I’m currently a senior data scientist at Nielsen. I did my master’s in computer science and undergrad in computer science and the Integrated Science Program, both at Northwestern (go ‘cats!). My email address is me@(this domain).
This is a web version of my resume; if you’d like, you can view a PDF here.
Senior Data Scientist - Nielsen (July 2020 - present)
- Researched and shipped novel Bayesian inference methodology for measuring audiences for 100s of ad campaigns on 3 platforms, using PySpark, NumPyro, and Airflow (US patent pending).
- Designed and developed evaluation framework for benchmarking cutting-edge Bayesian PyTorch TV viewing model against 100s of GBs of historical data.
- Productionalized ad-hoc ETL runs and ML model training to be more reproducible, increasing iteration speed.
- Created matplotlib visualizations to evaluate and build trust in machine learning models.
Data Scientist - Nielsen (July 2018 - present)
- Rebuilt flagship TV ratings model with machine learning in PySpark to train 10x faster and admit 4x fewer false positives (US patent pending).
- Developed alpha version of internal Python framework for unifying workflows for 1000+ data scientists.
- Automated documentation build of internal framework using Sphinx and AWS.
- Created PySpark libraries to unify team’s workflow and enable consistent comparison of different model candidates.
- Presented tech talks on Spark, Bayesian modeling, MLflow, and Python to mixed audiences of 200+ data scientists, software engineers, and business leaders.
Software Engineering Intern - Qualtrics (June 2017 - August 2017)
- Added pagination, custom data types, & UI enhancements to “action planning” module on Employee Experience platform (AngularJS, Java).

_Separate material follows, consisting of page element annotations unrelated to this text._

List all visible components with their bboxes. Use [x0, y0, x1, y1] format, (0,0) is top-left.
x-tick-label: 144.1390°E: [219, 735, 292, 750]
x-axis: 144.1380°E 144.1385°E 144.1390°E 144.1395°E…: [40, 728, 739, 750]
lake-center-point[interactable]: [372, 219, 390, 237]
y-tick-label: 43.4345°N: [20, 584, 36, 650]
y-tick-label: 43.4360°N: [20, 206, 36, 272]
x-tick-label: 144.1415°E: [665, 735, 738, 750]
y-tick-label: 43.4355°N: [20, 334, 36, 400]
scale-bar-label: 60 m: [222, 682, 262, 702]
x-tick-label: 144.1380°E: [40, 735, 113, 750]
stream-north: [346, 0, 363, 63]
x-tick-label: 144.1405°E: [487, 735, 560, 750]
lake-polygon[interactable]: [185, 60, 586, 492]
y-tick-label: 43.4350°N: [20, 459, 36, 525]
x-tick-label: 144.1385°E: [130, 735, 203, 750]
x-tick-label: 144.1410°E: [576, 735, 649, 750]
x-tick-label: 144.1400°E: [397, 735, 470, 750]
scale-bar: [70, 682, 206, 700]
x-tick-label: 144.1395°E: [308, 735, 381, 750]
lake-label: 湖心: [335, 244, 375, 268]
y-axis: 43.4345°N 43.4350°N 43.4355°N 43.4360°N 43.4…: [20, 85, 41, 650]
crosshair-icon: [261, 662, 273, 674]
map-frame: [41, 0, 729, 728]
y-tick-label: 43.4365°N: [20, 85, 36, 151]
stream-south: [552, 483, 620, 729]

- Redesigned handling of page filters for action planning dashboards by refactoring shared and product-specific code.
- Increased test coverage for product by 10% and wrote test files from scratch for untested services.
Teaching Assistant - Northwestern University (March 2016 - June 2018)
- Mentored students in intro programming, intermediate Python, discrete mathematics, and data structures courses.
- Assisted with curriculum and exam design; led small-group tutorial sections; taught students individually.
Lead Helpdesk Analyst - Northwestern University (September 2014 - June 2018)
- Developed Chrome extension to automate often-forgotten parts of help desk tickets, deploying to 60 student staff members and reducing incomplete tickets by over 90%.
- Mentored, managed, trained, and completed performance reviews for 5 student consultants semiannually.
- Wrote Python scripts to assist with scheduling, accounting for staffing needs, class schedules, and individual preferences.
Python: fluent in core language features, scientific computing libraries (NumPy, pandas, scikit-learn, PyTorch), visualization (Matplotlib, Seaborn, Altair), Bayesian inference (PyMC3, Pyro, NumPyro)
Technologies: Git, Unix, unit testing and TDD, machine learning, statistical modeling, Bayesian inference, data viz in Python and d3.js, AWS, Docker (basic)
M.S. Computer Science - Northwestern University, 2018 (GPA 4.0, focusing on machine learning and data science)
B.S. Computer Science - Northwestrn University, 2018 (GPA 3.96, summa cum laude)
- Student in the Integrated Science Program, a selective, research-oriented program in science and mathematics (isp.northwestern.edu).
- Member of Tau Beta Pi Engineering Honor Society.
- Built a responsive and mobile-friendly web tool for helping players of the video game Pokemon Mystery Dungeon: Rescue Team DX
Tech for Campaigns (volunteer data scientist & engineer)
- Volunteer data scientist on a team building a model to predict state & local elections.
- Improved data ingestion pipeline for election prediction model, resulting in 200+ unit tests passing, fewer build failures, and 10% faster CI runs.
- Built tools to download & process messy, disparate electoral data from 4 state election boards.
- Investigated political polarization over time on Twitter by replicating methods of Barberá et al. using Python and R.
- Collected 53 million Tweets over 3 weeks with Twitter Streaming API, storing in MongoDB database.
- Used correspondence analysis to estimate political ideology of 3 million users and analyze online polarization.
- Leveraged Fitbit API to obtain two years of minute-by-minute sleep data.
- Analyzed and visualized data in Python to draw conclusions and gain insights about personal sleep patterns.